Patchett addressed the STEN magazine’s shortcomings by designing his magazine with a curve which allowed the slightly tapered 9×19mm rounds to feed more reliably. He also replaced the traditional magazine follower with a pair of rollers which minimised friction and allowed dust, grit and dirt to be rolled out of the way improving reliability. Patchett’s magazine was designed so it could be economically stamped from sheet metal and folded and spot welded into shape. It was also simple to disassemble for cleaning and requires no tools for disassembly.
By 1951 the magazine had been largely perfected but a trials report suggested that the magazine’s feed lips needed to be reinforced. Despite this the Sterling was said to be “better than all other weapons tested.” Following further development and testing the L2A1 Sterling submachine gun was eventually adopted in the summer of 1954. We will cover the development, adoption and service of the Sterling at a later date.

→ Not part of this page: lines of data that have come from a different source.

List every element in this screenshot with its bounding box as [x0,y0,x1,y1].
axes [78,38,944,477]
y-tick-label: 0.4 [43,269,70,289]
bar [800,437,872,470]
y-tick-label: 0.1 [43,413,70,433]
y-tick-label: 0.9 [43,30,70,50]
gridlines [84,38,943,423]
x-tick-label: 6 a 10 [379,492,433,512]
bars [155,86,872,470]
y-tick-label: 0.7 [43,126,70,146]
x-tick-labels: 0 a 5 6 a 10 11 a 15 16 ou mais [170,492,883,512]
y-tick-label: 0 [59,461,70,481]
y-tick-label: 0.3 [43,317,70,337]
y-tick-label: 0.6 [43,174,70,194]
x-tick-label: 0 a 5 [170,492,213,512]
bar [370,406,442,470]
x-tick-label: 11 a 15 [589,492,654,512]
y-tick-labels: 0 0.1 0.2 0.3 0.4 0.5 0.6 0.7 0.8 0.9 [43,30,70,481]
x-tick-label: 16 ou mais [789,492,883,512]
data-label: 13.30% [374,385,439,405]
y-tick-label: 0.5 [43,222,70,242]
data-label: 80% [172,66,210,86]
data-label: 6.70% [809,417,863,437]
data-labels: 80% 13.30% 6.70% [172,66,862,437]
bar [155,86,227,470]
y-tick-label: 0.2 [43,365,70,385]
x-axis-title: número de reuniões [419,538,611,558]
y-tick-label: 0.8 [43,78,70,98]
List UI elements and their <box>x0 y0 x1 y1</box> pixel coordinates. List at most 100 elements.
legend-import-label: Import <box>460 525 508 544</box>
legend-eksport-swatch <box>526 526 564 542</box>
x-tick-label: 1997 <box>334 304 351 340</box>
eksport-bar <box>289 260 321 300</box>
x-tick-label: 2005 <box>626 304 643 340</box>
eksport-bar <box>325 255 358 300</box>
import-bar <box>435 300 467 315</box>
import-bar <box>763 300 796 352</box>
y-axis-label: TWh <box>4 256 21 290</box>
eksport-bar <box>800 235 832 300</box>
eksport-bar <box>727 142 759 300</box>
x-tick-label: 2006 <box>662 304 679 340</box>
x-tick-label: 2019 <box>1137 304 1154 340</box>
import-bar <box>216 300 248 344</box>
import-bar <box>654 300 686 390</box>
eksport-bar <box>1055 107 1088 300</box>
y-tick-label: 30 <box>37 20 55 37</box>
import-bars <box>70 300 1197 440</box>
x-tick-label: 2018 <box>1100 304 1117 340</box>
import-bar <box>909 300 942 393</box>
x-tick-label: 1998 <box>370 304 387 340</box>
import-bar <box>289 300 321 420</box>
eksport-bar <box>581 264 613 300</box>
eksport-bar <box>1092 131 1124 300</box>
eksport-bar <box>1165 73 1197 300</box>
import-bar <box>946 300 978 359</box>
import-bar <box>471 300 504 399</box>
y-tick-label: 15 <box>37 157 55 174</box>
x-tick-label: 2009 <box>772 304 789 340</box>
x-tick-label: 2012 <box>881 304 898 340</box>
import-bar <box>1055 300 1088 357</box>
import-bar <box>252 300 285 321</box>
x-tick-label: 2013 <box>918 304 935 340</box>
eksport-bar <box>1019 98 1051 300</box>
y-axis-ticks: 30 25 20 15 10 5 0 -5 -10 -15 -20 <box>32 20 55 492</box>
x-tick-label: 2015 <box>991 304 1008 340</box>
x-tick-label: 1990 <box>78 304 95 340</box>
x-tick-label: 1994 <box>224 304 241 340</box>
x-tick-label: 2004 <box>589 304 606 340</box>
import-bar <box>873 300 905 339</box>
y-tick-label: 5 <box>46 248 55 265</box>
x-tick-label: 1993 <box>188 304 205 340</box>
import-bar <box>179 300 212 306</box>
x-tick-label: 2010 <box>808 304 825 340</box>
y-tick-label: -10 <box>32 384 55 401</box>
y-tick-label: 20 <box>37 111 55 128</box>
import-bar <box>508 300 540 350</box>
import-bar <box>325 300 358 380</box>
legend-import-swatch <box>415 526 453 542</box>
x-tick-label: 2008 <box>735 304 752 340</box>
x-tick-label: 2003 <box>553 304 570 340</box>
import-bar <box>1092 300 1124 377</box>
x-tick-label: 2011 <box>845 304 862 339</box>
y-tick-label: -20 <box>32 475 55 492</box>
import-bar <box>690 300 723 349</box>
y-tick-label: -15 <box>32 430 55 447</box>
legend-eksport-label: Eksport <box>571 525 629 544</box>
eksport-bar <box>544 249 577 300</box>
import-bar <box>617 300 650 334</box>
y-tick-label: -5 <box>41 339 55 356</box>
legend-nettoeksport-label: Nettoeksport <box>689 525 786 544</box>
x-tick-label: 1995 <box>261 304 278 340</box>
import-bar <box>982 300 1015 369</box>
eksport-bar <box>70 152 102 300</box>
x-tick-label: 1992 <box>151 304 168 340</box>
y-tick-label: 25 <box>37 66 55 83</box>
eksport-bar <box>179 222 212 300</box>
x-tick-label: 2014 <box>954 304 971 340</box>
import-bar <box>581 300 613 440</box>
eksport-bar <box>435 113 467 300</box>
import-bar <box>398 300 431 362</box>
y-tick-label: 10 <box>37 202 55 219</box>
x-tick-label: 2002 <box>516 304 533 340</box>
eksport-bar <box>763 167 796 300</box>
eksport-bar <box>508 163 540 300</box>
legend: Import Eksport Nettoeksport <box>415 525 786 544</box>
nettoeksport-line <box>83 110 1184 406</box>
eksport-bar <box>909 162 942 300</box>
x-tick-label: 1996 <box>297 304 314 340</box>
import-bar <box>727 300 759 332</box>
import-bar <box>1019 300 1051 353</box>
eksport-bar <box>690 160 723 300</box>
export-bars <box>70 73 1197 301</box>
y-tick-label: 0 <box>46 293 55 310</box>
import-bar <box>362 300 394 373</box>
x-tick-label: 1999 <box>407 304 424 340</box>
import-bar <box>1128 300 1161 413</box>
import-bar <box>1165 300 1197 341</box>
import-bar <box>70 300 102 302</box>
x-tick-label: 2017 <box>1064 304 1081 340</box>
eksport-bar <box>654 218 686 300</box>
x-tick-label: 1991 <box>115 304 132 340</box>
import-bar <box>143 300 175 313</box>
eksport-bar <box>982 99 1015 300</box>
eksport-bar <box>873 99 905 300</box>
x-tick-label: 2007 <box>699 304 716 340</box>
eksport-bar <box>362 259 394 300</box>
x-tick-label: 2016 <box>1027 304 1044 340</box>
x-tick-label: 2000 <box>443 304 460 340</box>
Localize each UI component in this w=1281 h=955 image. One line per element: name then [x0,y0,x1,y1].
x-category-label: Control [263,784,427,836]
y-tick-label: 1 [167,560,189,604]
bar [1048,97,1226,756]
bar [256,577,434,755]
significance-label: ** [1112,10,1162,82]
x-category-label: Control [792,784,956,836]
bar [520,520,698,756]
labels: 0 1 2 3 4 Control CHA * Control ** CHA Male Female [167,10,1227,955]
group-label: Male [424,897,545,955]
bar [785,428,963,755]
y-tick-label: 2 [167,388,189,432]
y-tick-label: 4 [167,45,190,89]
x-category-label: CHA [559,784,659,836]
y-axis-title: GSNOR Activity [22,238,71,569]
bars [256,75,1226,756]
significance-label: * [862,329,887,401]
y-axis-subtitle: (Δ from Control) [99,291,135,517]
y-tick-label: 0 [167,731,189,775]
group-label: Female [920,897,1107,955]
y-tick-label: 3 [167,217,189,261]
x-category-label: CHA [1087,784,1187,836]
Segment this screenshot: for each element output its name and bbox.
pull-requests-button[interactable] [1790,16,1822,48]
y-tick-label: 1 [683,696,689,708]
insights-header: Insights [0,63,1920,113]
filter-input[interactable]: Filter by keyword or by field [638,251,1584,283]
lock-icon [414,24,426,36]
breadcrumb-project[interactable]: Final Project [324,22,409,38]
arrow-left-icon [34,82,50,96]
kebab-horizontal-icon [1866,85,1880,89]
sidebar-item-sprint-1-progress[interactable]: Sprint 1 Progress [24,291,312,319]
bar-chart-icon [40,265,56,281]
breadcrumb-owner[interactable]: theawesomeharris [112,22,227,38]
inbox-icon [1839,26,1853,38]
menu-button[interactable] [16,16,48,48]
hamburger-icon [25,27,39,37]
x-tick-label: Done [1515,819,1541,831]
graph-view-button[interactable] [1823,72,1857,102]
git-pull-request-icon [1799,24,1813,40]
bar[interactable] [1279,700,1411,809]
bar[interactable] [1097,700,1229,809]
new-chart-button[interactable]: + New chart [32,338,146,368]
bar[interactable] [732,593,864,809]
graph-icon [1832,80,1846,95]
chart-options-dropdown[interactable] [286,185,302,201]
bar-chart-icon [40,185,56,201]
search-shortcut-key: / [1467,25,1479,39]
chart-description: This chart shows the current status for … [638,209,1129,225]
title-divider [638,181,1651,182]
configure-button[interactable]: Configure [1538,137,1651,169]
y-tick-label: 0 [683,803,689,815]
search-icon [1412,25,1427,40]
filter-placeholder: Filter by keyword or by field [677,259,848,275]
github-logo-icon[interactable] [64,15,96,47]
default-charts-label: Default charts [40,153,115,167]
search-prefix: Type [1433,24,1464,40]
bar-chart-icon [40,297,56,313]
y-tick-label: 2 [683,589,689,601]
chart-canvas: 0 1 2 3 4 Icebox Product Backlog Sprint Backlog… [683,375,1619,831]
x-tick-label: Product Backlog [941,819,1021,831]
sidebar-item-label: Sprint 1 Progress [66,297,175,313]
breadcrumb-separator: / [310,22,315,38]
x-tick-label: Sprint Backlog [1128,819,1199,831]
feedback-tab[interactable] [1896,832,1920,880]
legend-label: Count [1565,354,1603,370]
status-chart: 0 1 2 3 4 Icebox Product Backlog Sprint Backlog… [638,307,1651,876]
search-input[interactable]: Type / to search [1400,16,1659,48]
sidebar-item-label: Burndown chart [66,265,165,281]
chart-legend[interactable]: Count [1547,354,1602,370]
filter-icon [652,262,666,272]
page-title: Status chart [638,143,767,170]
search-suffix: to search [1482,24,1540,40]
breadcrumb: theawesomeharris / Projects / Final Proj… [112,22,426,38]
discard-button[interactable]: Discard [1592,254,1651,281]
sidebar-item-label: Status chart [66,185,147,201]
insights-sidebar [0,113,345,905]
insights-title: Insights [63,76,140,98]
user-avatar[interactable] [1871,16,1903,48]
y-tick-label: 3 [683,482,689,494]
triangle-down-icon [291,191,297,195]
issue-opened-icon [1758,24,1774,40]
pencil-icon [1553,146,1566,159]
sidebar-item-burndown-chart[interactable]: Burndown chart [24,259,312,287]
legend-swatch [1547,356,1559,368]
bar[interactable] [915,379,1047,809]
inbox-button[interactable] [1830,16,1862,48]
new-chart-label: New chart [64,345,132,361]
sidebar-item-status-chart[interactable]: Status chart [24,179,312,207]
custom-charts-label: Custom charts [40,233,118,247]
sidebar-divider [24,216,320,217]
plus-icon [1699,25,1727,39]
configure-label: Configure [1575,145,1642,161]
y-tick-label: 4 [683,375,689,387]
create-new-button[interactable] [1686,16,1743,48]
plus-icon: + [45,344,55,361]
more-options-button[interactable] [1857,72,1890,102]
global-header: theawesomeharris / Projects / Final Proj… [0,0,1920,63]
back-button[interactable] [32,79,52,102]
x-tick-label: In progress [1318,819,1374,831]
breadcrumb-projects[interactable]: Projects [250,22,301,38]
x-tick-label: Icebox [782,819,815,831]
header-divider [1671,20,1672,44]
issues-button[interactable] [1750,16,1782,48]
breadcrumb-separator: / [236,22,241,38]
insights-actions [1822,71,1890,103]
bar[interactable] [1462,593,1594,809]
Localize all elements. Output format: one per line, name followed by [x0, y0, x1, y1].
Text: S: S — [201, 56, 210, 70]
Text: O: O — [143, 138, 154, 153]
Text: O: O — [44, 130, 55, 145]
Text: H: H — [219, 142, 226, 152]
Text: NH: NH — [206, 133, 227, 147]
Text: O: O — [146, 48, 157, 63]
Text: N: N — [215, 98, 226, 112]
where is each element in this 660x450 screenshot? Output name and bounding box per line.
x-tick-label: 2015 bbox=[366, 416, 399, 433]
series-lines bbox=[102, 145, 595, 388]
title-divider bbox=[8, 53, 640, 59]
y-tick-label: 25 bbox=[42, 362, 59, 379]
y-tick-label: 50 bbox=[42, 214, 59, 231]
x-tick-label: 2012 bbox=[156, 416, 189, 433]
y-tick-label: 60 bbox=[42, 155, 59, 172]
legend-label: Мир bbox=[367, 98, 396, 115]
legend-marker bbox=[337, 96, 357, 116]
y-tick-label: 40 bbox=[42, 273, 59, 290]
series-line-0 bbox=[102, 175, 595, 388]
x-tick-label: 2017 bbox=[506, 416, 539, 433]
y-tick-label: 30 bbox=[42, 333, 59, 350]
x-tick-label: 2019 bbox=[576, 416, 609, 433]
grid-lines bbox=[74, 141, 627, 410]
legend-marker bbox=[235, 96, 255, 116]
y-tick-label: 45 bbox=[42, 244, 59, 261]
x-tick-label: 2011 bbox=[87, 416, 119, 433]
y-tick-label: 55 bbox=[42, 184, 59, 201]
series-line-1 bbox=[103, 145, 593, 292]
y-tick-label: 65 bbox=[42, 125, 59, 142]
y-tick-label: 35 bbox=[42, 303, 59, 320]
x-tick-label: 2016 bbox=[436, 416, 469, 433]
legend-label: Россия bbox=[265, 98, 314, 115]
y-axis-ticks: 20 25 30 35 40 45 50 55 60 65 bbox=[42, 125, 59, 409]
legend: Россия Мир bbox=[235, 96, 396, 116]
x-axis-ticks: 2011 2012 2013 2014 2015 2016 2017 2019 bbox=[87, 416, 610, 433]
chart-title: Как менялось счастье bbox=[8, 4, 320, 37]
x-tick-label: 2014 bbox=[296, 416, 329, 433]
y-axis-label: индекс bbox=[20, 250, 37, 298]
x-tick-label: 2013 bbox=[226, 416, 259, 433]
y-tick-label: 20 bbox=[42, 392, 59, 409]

In 1952, Patchett added a pair of strengthening ribs to the inside of the magazine which also further reduced friction on the rollers. He also replaced the oval follower spring with a more efficient circular one with the ribs acting to hold it in place. The final production magazines held 34 rounds and were substantially easier to load than the earlier STEN’s.
The L2A1/MkII, introduced in 1954, was the first Patchett to incorporate an angled magazine housing which improved feeding reliability from the Patchett’s patented curved, double stack, double feed magazine. The Sterling’s magazine housing was angled forward slightly at 82-degrees.
The magazines used by the British military differed from Patchett’s design. The British government, perhaps unwilling to purchase the rights to manufacture Patchett’s design, developed the ‘Magazine, L1A2’. Nearly two million of these were built at Mettoy, Rolls Razor, ROF Fazakerley and the Woolwich Royal Laboratories. The L1A2 magazine was slightly simpler to manufacture but retained Patchett’s roller follower while the magazine’s body was made from two, rather than four, pieces of stamped steel and electrically welded together. The government-designed magazine is 5cm (2 inches) longer than Sterling’s magazines.
The example magazine seen above and in the accompanying video is Sterling-made and is marked with the company name and patent numbers. We can see the folded sheet metal construction and the overlaps at the rear of the magazine body.
When Canada adopted the C1, a modified version of the Sterling, they dispensed with Patchett’s roller system and designed their own magazine which held 30, rather than 34 rounds, but could be used in all Sterling-pattern guns.
On the front of the magazine is an over-insertion stop built into the edge of the magazine body, at the rear is another magazine stop with a flat spring which limits rattle and helps properly align the magazine in the breech for optimal feeding.